The Duke of Buccleuch, Scotland’s largest private landowner, has died at the age of 83.

Duke of Buccleuch

The Duke – often referred to as Scotland’s Duke of Westminster because of his vast property estate – died yesterday at one of his three Scottish homes, Bowhill, near Selkirk, after a short illness.

In Estates Gazette’s most recent Rich List, the Duke was estimated to have a personal wealth of £75m.

Buccleuch Estates, his property company, is selling off smaller assets in a drive to build a £500m portfolio of larger assets.

Its subsidiary, Buccleuch Property, has a £250m portfolio. Buccleuch Estates’ 2004 accounts reported a £6.5m profit on £29m sales, with net assets rising to nearly £61m.

Born in 1923 as Walter Francis John Montagu Douglas Scott, the Duke was educated at Eton before joining the Royal Navy in 1942.

After the war he studied agriculture and forestry at Oxford, and became director of Buccleuch Estates in 1949, representing Edinburgh North as Conservative MP between 1960 and 1973.

He was paralysed in 1971 after an accident falling from his horse, and spent the rest of his life in a wheelchair.

On the death of his father in 1973 he became the Duke of Buccleuch. After the Lords reform in 1999, he declined to stand as a hereditary peer.

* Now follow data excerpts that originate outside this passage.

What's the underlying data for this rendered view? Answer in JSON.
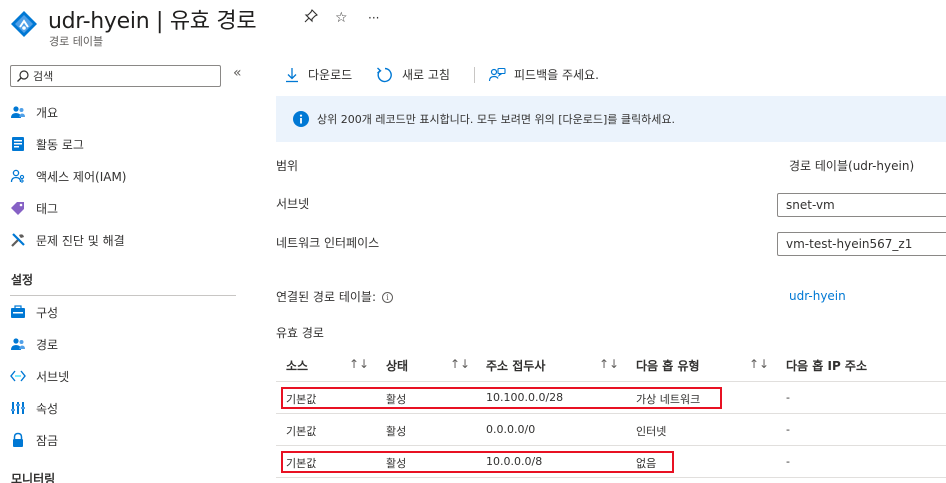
{
  "header": {
    "title": "udr-hyein | 유효 경로",
    "subtitle": "경로 테이블",
    "pin_glyph": "☆",
    "star_glyph": "☆",
    "more_glyph": "···"
  },
  "sidebar": {
    "search_placeholder": "검색",
    "collapse_glyph": "«",
    "items": [
      {
        "label": "개요",
        "icon": "overview-icon"
      },
      {
        "label": "활동 로그",
        "icon": "activity-log-icon"
      },
      {
        "label": "액세스 제어(IAM)",
        "icon": "iam-icon"
      },
      {
        "label": "태그",
        "icon": "tag-icon"
      },
      {
        "label": "문제 진단 및 해결",
        "icon": "wrench-icon"
      }
    ],
    "settings_header": "설정",
    "settings_items": [
      {
        "label": "구성",
        "icon": "configuration-icon"
      },
      {
        "label": "경로",
        "icon": "routes-icon"
      },
      {
        "label": "서브넷",
        "icon": "subnet-icon"
      },
      {
        "label": "속성",
        "icon": "properties-icon"
      },
      {
        "label": "잠금",
        "icon": "lock-icon"
      }
    ],
    "monitoring_header": "모니터링"
  },
  "toolbar": {
    "download": "다운로드",
    "refresh": "새로 고침",
    "feedback": "피드백을 주세요."
  },
  "info_bar": {
    "text": "상위 200개 레코드만 표시합니다. 모두 보려면 위의 [다운로드]를 클릭하세요."
  },
  "form": {
    "scope_label": "범위",
    "scope_value": "경로 테이블(udr-hyein)",
    "subnet_label": "서브넷",
    "subnet_value": "snet-vm",
    "nic_label": "네트워크 인터페이스",
    "nic_value": "vm-test-hyein567_z1",
    "associated_label": "연결된 경로 테이블:",
    "associated_value": "udr-hyein"
  },
  "routes": {
    "title": "유효 경로",
    "columns": [
      "소스",
      "상태",
      "주소 접두사",
      "다음 홉 유형",
      "다음 홉 IP 주소"
    ],
    "sort_glyph": "↑↓",
    "rows": [
      {
        "source": "기본값",
        "state": "활성",
        "prefix": "10.100.0.0/28",
        "next_hop_type": "가상 네트워크",
        "next_hop_ip": "-"
      },
      {
        "source": "기본값",
        "state": "활성",
        "prefix": "0.0.0.0/0",
        "next_hop_type": "인터넷",
        "next_hop_ip": "-"
      },
      {
        "source": "기본값",
        "state": "활성",
        "prefix": "10.0.0.0/8",
        "next_hop_type": "없음",
        "next_hop_ip": "-"
      }
    ]
  },
  "colors": {
    "accent": "#0078d4",
    "highlight": "#e81123",
    "info_bg": "#ebf3fc"
  }
}
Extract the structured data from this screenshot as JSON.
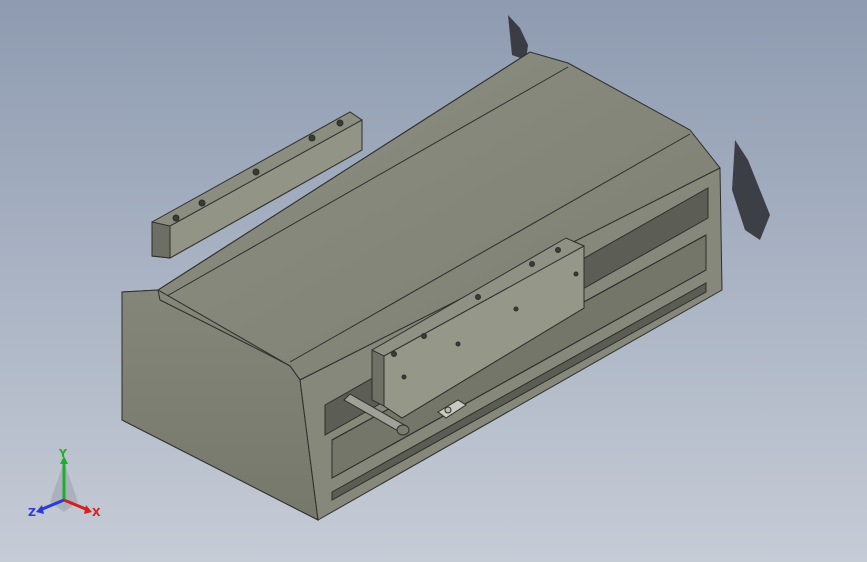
{
  "viewport": {
    "background_top": "#8e9bb0",
    "background_bottom": "#c6ccd6"
  },
  "model": {
    "body_color": "#8a8c7f",
    "end_cap_color": "#7f8173",
    "edge_color": "#2e2f2a"
  },
  "triad": {
    "x_label": "X",
    "y_label": "Y",
    "z_label": "Z",
    "x_color": "#d42020",
    "y_color": "#1fae2a",
    "z_color": "#2a3ad8"
  }
}
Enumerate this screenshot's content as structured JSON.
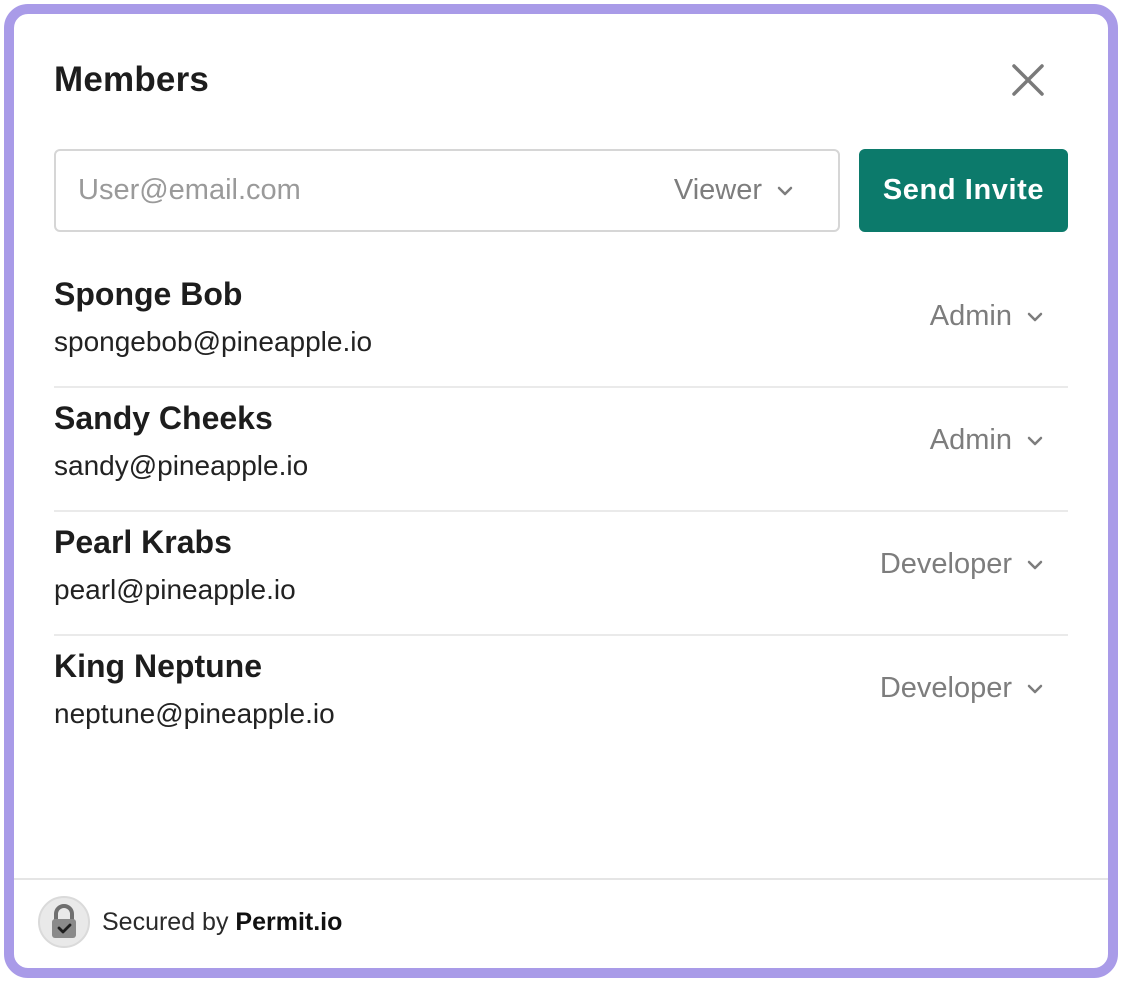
{
  "dialog": {
    "title": "Members"
  },
  "invite": {
    "email_placeholder": "User@email.com",
    "email_value": "",
    "role": "Viewer",
    "send_label": "Send Invite"
  },
  "members": [
    {
      "name": "Sponge Bob",
      "email": "spongebob@pineapple.io",
      "role": "Admin"
    },
    {
      "name": "Sandy Cheeks",
      "email": "sandy@pineapple.io",
      "role": "Admin"
    },
    {
      "name": "Pearl Krabs",
      "email": "pearl@pineapple.io",
      "role": "Developer"
    },
    {
      "name": "King Neptune",
      "email": "neptune@pineapple.io",
      "role": "Developer"
    }
  ],
  "footer": {
    "secured_prefix": "Secured by",
    "secured_brand": "Permit.io"
  },
  "icons": {
    "close": "close-icon",
    "chevron": "chevron-down-icon",
    "lock": "lock-icon"
  },
  "colors": {
    "frame_border": "#a99be8",
    "primary_button": "#0c7a6b",
    "muted_text": "#7d7d7d"
  }
}
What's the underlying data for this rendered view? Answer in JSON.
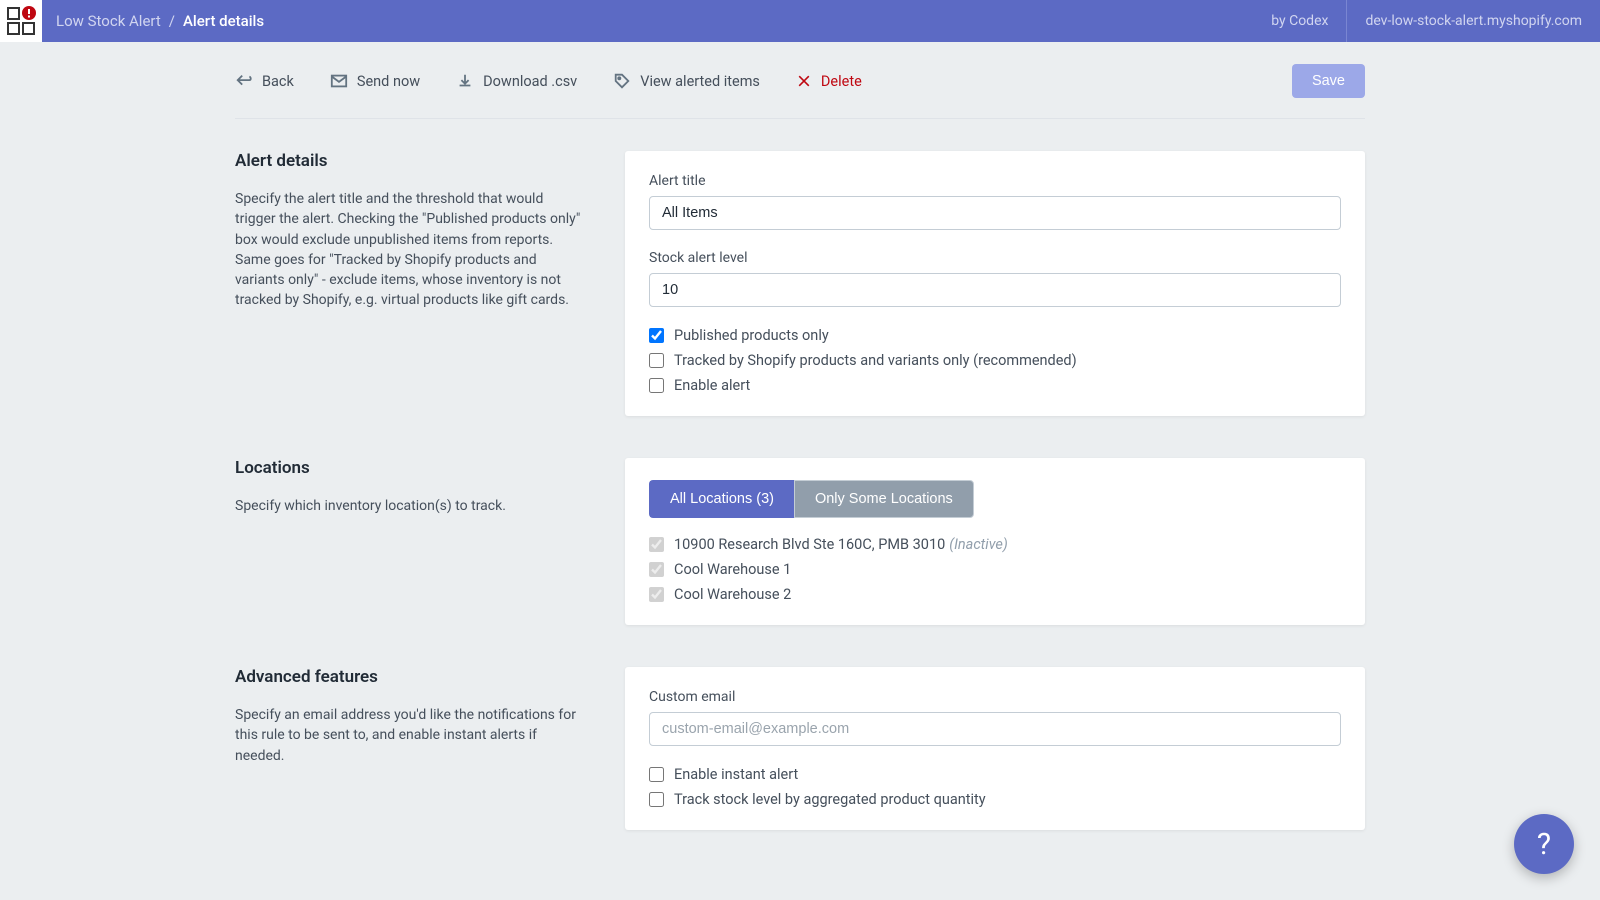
{
  "topbar": {
    "breadcrumb_root": "Low Stock Alert",
    "breadcrumb_sep": "/",
    "breadcrumb_current": "Alert details",
    "by": "by Codex",
    "shop": "dev-low-stock-alert.myshopify.com"
  },
  "toolbar": {
    "back": "Back",
    "send_now": "Send now",
    "download_csv": "Download .csv",
    "view_alerted": "View alerted items",
    "delete": "Delete",
    "save": "Save"
  },
  "sections": {
    "alert_details": {
      "title": "Alert details",
      "desc": "Specify the alert title and the threshold that would trigger the alert. Checking the \"Published products only\" box would exclude unpublished items from reports. Same goes for \"Tracked by Shopify products and variants only\" - exclude items, whose inventory is not tracked by Shopify, e.g. virtual products like gift cards.",
      "fields": {
        "title_label": "Alert title",
        "title_value": "All Items",
        "level_label": "Stock alert level",
        "level_value": "10",
        "published_only": "Published products only",
        "tracked_only": "Tracked by Shopify products and variants only (recommended)",
        "enable_alert": "Enable alert"
      }
    },
    "locations": {
      "title": "Locations",
      "desc": "Specify which inventory location(s) to track.",
      "tab_all": "All Locations (3)",
      "tab_some": "Only Some Locations",
      "items": [
        {
          "label": "10900 Research Blvd Ste 160C, PMB 3010",
          "inactive": "(Inactive)"
        },
        {
          "label": "Cool Warehouse 1",
          "inactive": ""
        },
        {
          "label": "Cool Warehouse 2",
          "inactive": ""
        }
      ]
    },
    "advanced": {
      "title": "Advanced features",
      "desc": "Specify an email address you'd like the notifications for this rule to be sent to, and enable instant alerts if needed.",
      "email_label": "Custom email",
      "email_placeholder": "custom-email@example.com",
      "instant": "Enable instant alert",
      "aggregated": "Track stock level by aggregated product quantity"
    }
  },
  "help": "?"
}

The Buccleuch Group manages five estates with 280,000 acres in the Scottish Borders and in Northamptonshire.

It contains more than 1,000 properties, 200 farms and four mansion houses:Bowhill, Drumlanrig Castle in south-west Scotland, Dalkeith Palace near Edinburgh, and Boughton in Northampton.

The Duke’s funeral will be held at Melrose Abbey on Tuesday.

The Earl of Dalkeith succeeds his father to the Dukedom.